4BETTER OR WORSE- The week in review
Shortest tenure: Embattled Charlottesville school superintendent Scottie Griffin resigns April 21 after 10 months at the helm of city schools. [More on next page–editor.]
Earliest 57th District campaign controversy: Former mayor David Toscano fires off a press release April 20 accusing opponent Clement "Kim" Tingley of conducting a push poll and calls on him to cease the "smear campaign." Tingley issues his own release that denies negative campaigning in his survey.
Worst campaign strategy: Scott W. Coleman, Waynesboro planning commission vice chair and City Council candidate, is arrested on DUI– his second– and marijuana charges April 23, the News Virginian reports.
Most historic conviction: Davey Richard Mundie of Pea Ridge Road becomes the first person in Albemarle convicted of felony dog fighting, the result of a Delegate Rob Bell bill passed in 2003, Reed Williams reports in the Daily Progress.
Worst news for Region Ten: Police charge Jamison Clyde Ripley with forcible sodomy against another man while both are living in a group home for the mentally retarded, according to another Williams story.
Biggest budget: Albemarle's Board of Supervisors approve a $255.9 million budget April 20, almost $15 million more than the current budget.

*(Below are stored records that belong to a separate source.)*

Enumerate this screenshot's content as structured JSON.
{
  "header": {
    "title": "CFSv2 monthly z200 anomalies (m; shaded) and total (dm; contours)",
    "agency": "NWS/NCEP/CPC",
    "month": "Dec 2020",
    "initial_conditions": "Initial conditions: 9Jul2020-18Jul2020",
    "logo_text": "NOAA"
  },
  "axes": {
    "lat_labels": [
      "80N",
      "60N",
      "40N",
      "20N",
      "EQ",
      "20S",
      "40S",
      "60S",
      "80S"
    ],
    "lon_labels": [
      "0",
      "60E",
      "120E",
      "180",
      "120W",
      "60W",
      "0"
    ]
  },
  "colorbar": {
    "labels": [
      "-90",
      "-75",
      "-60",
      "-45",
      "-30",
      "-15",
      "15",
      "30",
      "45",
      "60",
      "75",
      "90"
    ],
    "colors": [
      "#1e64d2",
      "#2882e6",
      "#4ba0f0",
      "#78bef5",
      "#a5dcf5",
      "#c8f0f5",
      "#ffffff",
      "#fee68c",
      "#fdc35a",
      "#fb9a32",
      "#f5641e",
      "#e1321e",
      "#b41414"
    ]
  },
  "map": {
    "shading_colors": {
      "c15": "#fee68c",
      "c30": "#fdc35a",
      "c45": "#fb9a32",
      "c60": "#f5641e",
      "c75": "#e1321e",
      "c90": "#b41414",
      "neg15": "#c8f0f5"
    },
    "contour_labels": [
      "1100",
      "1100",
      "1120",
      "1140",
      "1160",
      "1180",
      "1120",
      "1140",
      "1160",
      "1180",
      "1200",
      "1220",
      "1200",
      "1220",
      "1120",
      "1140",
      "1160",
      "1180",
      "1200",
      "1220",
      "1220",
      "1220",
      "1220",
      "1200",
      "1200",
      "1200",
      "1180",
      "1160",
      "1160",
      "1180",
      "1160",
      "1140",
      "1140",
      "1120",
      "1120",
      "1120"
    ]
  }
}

Biggest nod: The board cuts the real estate tax rate two cents, from 76 cents per $100 assessed value to 74 cents– following a 27.2 percent leap in average property values in the latest biannual assessments.
Biggest bow-out: Supervisor David Bowerman announces he won't seek a fifth term representing the Rio District on the board.
Worst party casualty: A 17-year-old girl breaks her back when she falls off the porch at a Pi Kappa Alpha fraternity party early April 23 when a railing gives way. The teen reportedly was under the influence of alcohol and "with the band," according to a Cavalier Daily report.
Biggest Senate showdown: Majority Leader Bill Frist threatens to get rid of the 200-year-old filibuster for judicial nominations, and the Democrats promise to retaliate with the "nuclear option."
Hottest seat: Senator John Warner is a swing in the too-close-to-call vote, which may happen next month, which some Republicans are hesitant to support– and which a recent poll shows Americans oppose 2 to 1.
Best news for National Guard wannabes: The Guard will now consider applicants between 17 and 39 and drops that pesky GED/diploma requirement.
Newest look for Jefferson: The U.S. Mint in Philadelphia releases the 2005 nickel with an impression that makes TJ look like he has a beard.
Best time to visit TJ's house: In May, when locals in surrounding counties get in for $6 and kids under 12 for free. Bring an out-of-area visitor who pays the $14 full price and get in free.
Latest Nelson nicety: Nelson County Life debuts this month. Publishers (both former TV reporters) Tommy and Yvette Stafford promise "if-it-bleeds-it-leads" and "sensational-ambush" journalism will not appear in their magazine.
Latest Swank sighting: Million Dollar Baby Hilary Swank and husband Chad Lowe, last seen at Starbucks April 2, are spotted admiring the offerings in Nature Visionary Art gallery April 21, according to a Hook reporter.
Worst thing to leave in the car when fleeing the police: Your wallet, which James Lee Minor Jr. did April 20 after allegedly assaulting an officer and eluding escape on Pantops.
Brassiest move: The Daily Progress joins the Washington Post and the Chicago Tribune with bragging rights to its own march, courtesy of Nellysford composer Paul Richards.